Relator contends that, contrary to policy, management did not inform her that she was getting close to termination due to poor attendance.  But the ULJ found that relator received warnings and notices when her points were low.  Langevin testified that employees were responsible for the day-to-day management of their own points.  And relator conceded that, as of May 24, she knew she had one point and was in danger of being terminated.

Relator argues that the evidence presented establishes that she called in to report her absence on June 23.  But Langevin testified that the supervisor that was on call that morning never received such a call.  Langevin also stated that “the staffing coordinator has this in writing, it says, [relator] wasn’t here at 6 a.m., I called her phone at 7 a.m., left a message, [and I received] a return call from a man stating she wouldn’t be in today, [at] 7:30 a.m.”

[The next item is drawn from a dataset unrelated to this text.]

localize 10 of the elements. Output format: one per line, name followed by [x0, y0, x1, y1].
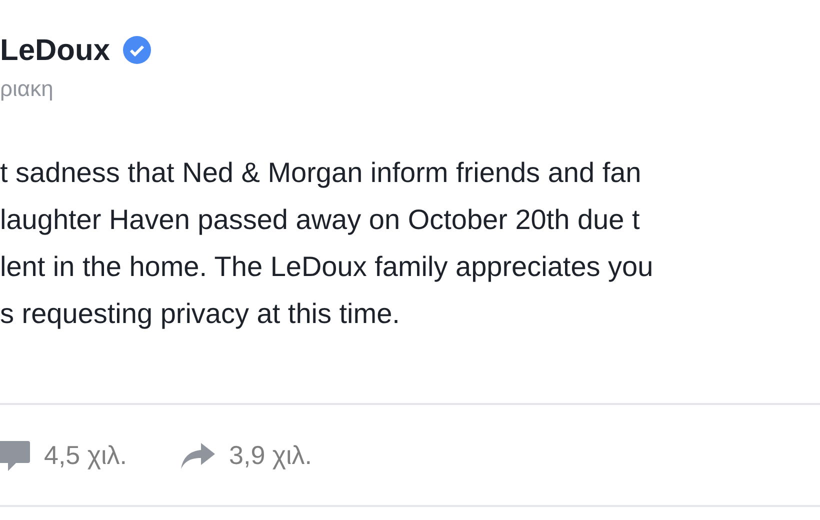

When parties present conflicting evidence, we defer to the ULJ’s ability to weigh the evidence.  Whitehead v. Moonlight Nursing Care, Inc., 529 N.W.2d 350, 352 (Minn. App. 1995).  Here, the ULJ considered the conflicting testimony and determined that relator was “a no-call/no-show on June 23, 2005 . . . .”  Because the ULJ’s determination that relator was discharged for misconduct is sustained by substantial evidence in the record, we affirm.


[1] Two points are subtracted for an unplanned absence, even if the employee calls in.  But only two points are subtracted for consecutive absences that are part of the same incident.

[2] An employee discharged for employee misconduct is disqualified from receiving unemployment benefits under Minn. Stat. § 268.095, subds. 4, 6 (2004).  Portions of the unemployment statute were amended in 2005.  But those changes did not take effect until July 1, 2005.  2005 Minn. Laws ch. 112, art. 2, § 43, at 714.  Because relator was discharged in June 2005, the 2004 unemployment statute applies here.

[3] As indicated on page 5, supra, the 2004 definition of misconduct applies here.